A survey by the Construction Employers Federation (CEF) of 200 Northern Ireland contractors found that half are expecting to make substantial redundancies. Not only is the commercial sector holding back investments, but government-allocated funding has failed to materialise.
If planned public sector construction work got moving, as is happening in England, much of the anticipated damage to Northern Ireland’s construction industry could be averted, the employers say.
The money is there, but it is just not being spent.
The CEF said that 2020 started with a high degree of optimism: after three years of political stalemate and absenteeism by local representatives, things were finally moving forward. Westminster had allocated an increased capital budget for the Northern Ireland Executive and approximately £1bn was found to support the New Decade, New Approach initiative to entice all parties back to the business of government.
Then came Covid-19.
CEF’s incoming managing director, Mark Spence, said: “In any other year, the CEF would typically be calling for additional budgets. This time, the call is simply for the budgets that have already been allocated, to be spent before the end of March 2021 at which point unspent monies risk being returned to Westminster.
“Finance minister Conor Murphy, in a recent meeting with the CEF was clear he has no intention of allowing NI budgets to be returned to Treasury, but in order for that to be the case, urgent action is required to refocus, procure and award contracts.”
Mark Spence continued: “In the eye of a storm such as this pandemic, no-one expects perfect decision-making; these are unprecedented times. However, we do need the wheels of government to start turning with more urgency and we look across the Irish Sea with some envy at the political impetus behind the English construction sector which is being primed to build the economy out of recession.”
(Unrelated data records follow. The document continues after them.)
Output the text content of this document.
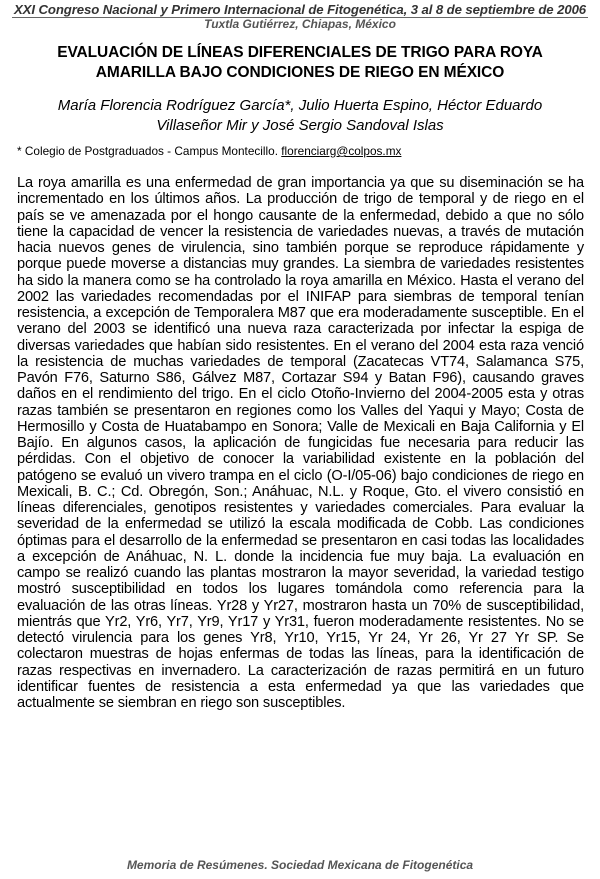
XXI Congreso Nacional y Primero Internacional de Fitogenética, 3 al 8 de septiembre de 2006
Tuxtla Gutiérrez, Chiapas, México
EVALUACIÓN DE LÍNEAS DIFERENCIALES DE TRIGO PARA ROYA
AMARILLA BAJO CONDICIONES DE RIEGO EN MÉXICO
María Florencia Rodríguez García*, Julio Huerta Espino, Héctor Eduardo
Villaseñor Mir y José Sergio Sandoval Islas
* Colegio de Postgraduados - Campus Montecillo. florenciarg@colpos.mx
La roya amarilla es una enfermedad de gran importancia ya que su diseminación se ha incrementado en los últimos años. La producción de trigo de temporal y de riego en el país se ve amenazada por el hongo causante de la enfermedad, debido a que no sólo tiene la capacidad de vencer la resistencia de variedades nuevas, a través de mutación hacia nuevos genes de virulencia, sino también porque se reproduce rápidamente y porque puede moverse a distancias muy grandes. La siembra de variedades resistentes ha sido la manera como se ha controlado la roya amarilla en México. Hasta el verano del 2002 las variedades recomendadas por el INIFAP para siembras de temporal tenían resistencia, a excepción de Temporalera M87 que era moderadamente susceptible. En el verano del 2003 se identificó una nueva raza caracterizada por infectar la espiga de diversas variedades que habían sido resistentes. En el verano del 2004 esta raza venció la resistencia de muchas variedades de temporal (Zacatecas VT74, Salamanca S75, Pavón F76, Saturno S86, Gálvez M87, Cortazar S94 y Batan F96), causando graves daños en el rendimiento del trigo. En el ciclo Otoño-Invierno del 2004-2005 esta y otras razas también se presentaron en regiones como los Valles del Yaqui y Mayo; Costa de Hermosillo y Costa de Huatabampo en Sonora; Valle de Mexicali en Baja California y El Bajío. En algunos casos, la aplicación de fungicidas fue necesaria para reducir las pérdidas. Con el objetivo de conocer la variabilidad existente en la población del patógeno se evaluó un vivero trampa en el ciclo (O-I/05-06) bajo condiciones de riego en Mexicali, B. C.; Cd. Obregón, Son.; Anáhuac, N.L. y Roque, Gto. el vivero consistió en líneas diferenciales, genotipos resistentes y variedades comerciales. Para evaluar la severidad de la enfermedad se utilizó la escala modificada de Cobb. Las condiciones óptimas para el desarrollo de la enfermedad se presentaron en casi todas las localidades a excepción de Anáhuac, N. L. donde la incidencia fue muy baja. La evaluación en campo se realizó cuando las plantas mostraron la mayor severidad, la variedad testigo mostró susceptibilidad en todos los lugares tomándola como referencia para la evaluación de las otras líneas. Yr28 y Yr27, mostraron hasta un 70% de susceptibilidad, mientrás que Yr2, Yr6, Yr7, Yr9, Yr17 y Yr31, fueron moderadamente resistentes. No se detectó virulencia para los genes Yr8, Yr10, Yr15, Yr 24, Yr 26, Yr 27 Yr SP. Se colectaron muestras de hojas enfermas de todas las líneas, para la identificación de razas respectivas en invernadero. La caracterización de razas permitirá en un futuro identificar fuentes de resistencia a esta enfermedad ya que las variedades que actualmente se siembran en riego son susceptibles.
Memoria de Resúmenes. Sociedad Mexicana de Fitogenética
Because of the recent political vacuum in Northern Ireland, several major flagship projects have been on hold for year, including Casement Stadium, York St Interchange and the A5.
The budgets available for these schemes should now be diverted to shovel ready, smaller schemes, the CEF says, such as local water and roads infrastructure, social housing, urban landscaping, school refurbishments and health estate reconfigurations.
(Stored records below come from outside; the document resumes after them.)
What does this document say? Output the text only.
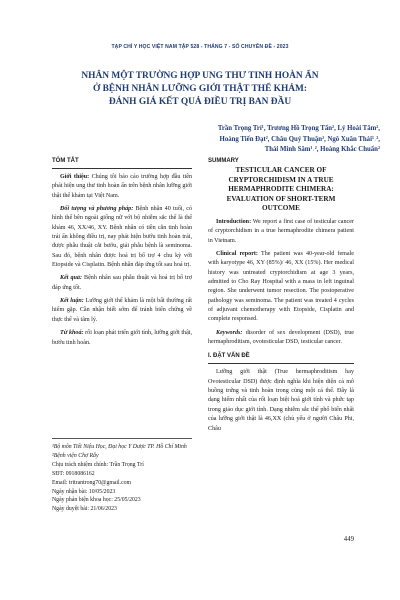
TẠP CHÍ Y HỌC VIỆT NAM TẬP 528 - THÁNG 7 - SỐ CHUYÊN ĐỀ - 2023
NHÂN MỘT TRƯỜNG HỢP UNG THƯ TINH HOÀN ẨN
Ở BỆNH NHÂN LƯỠNG GIỚI THẬT THỂ KHẢM:
ĐÁNH GIÁ KẾT QUẢ ĐIỀU TRỊ BAN ĐẦU
Trần Trọng Trí¹, Trương Hồ Trọng Tấn², Lý Hoài Tâm²,
Hoàng Tiến Đạt², Châu Quý Thuận², Ngô Xuân Thái¹˒²,
Thái Minh Sâm¹˒², Hoàng Khắc Chuẩn²
TÓM TẮT

Giới thiệu: Chúng tôi báo cáo trường hợp đầu tiên phát hiện ung thư tinh hoàn ẩn trên bệnh nhân lưỡng giới thật thể khảm tại Việt Nam.

Đối tượng và phương pháp: Bệnh nhân 40 tuổi, có hình thể bên ngoài giống nữ với bộ nhiễm sắc thể là thể khảm 46, XX/46, XY. Bệnh nhân có tiền căn tinh hoàn trái ẩn không điều trị, nay phát hiện bướu tinh hoàn trái, được phẫu thuật cắt bướu, giải phẫu bệnh là seminoma. Sau đó, bệnh nhân được hoá trị bổ trợ 4 chu kỳ với Etopside và Cisplatin. Bệnh nhân đáp ứng tốt sau hoá trị.

Kết quả: Bệnh nhân sau phẫu thuật và hoá trị bổ trợ đáp ứng tốt.

Kết luận: Lưỡng giới thể khảm là một bất thường rất hiếm gặp. Cần nhận biết sớm để tránh biến chứng về thực thể và tâm lý.

Từ khoá: rối loạn phát triển giới tính, lưỡng giới thật, bướu tinh hoàn.

¹Bộ môn Tiết Niệu Học, Đại học Y Dược TP. Hồ Chí Minh
²Bệnh viện Chợ Rẫy
Chịu trách nhiệm chính: Trần Trọng Trí
SĐT: 0918086162
Email: tritrantrong70@gmail.com
Ngày nhận bài: 10/05/2023
Ngày phản biện khoa học: 25/05/2023
Ngày duyệt bài: 21/06/2023
SUMMARY
TESTICULAR CANCER OF CRYPTORCHIDISM IN A TRUE HERMAPHRODITE CHIMERA: EVALUATION OF SHORT-TERM OUTCOME

Introduction: We report a first case of testicular cancer of cryptorchidism in a true hermaphrodite chimera patient in Vietnam.

Clinical report: The patient was 40-year-old female with karyotype 46, XY (85%)/ 46, XX (15%). Her medical history was untreated cryptorchidism at age 3 years, admitted to Cho Ray Hospital with a mass in left inguinal region. She underwent tumor resection. The postoperative pathology was seminoma. The patient was treated 4 cycles of adjuvant chemotherapy with Etopside, Cisplatin and complete responsed.

Keywords: disorder of sex development (DSD), true hermaphroditism, ovotesticular DSD, testicular cancer.

I. ĐẶT VẤN ĐỀ

Lưỡng giới thật (True hermaphroditism hay Ovotesticular DSD) được định nghĩa khi hiện diện cả mô buồng trứng và tinh hoàn trong cùng một cá thể. Đây là dạng hiếm nhất của rối loạn biệt hoá giới tính và phức tạp trong giảo dục giới tính. Dạng nhiễm sắc thể phổ biến nhất của lưỡng giới thật là 46,XX (chủ yếu ở người Châu Phi, Châu

449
Northern Ireland is also missing out on the Green Homes Grant scheme, to which £2bn has been allocated in England. Homeowners and social housing providers are being heavily subsidised to invest in upgrading the thermal efficiency of their properties – but only in England.
If Northern Ireland could have a slice of this, it would not only aid the environment and address fuel poverty, but also retain skills within the industry and offer training opportunities for young people.
Mark Spence concluded: “If this Assembly finds itself at the end of the financial year having underspent its allocated budgets and handing back money to Westminster, it must be held accountable to those whose jobs have been lost unnecessarily.”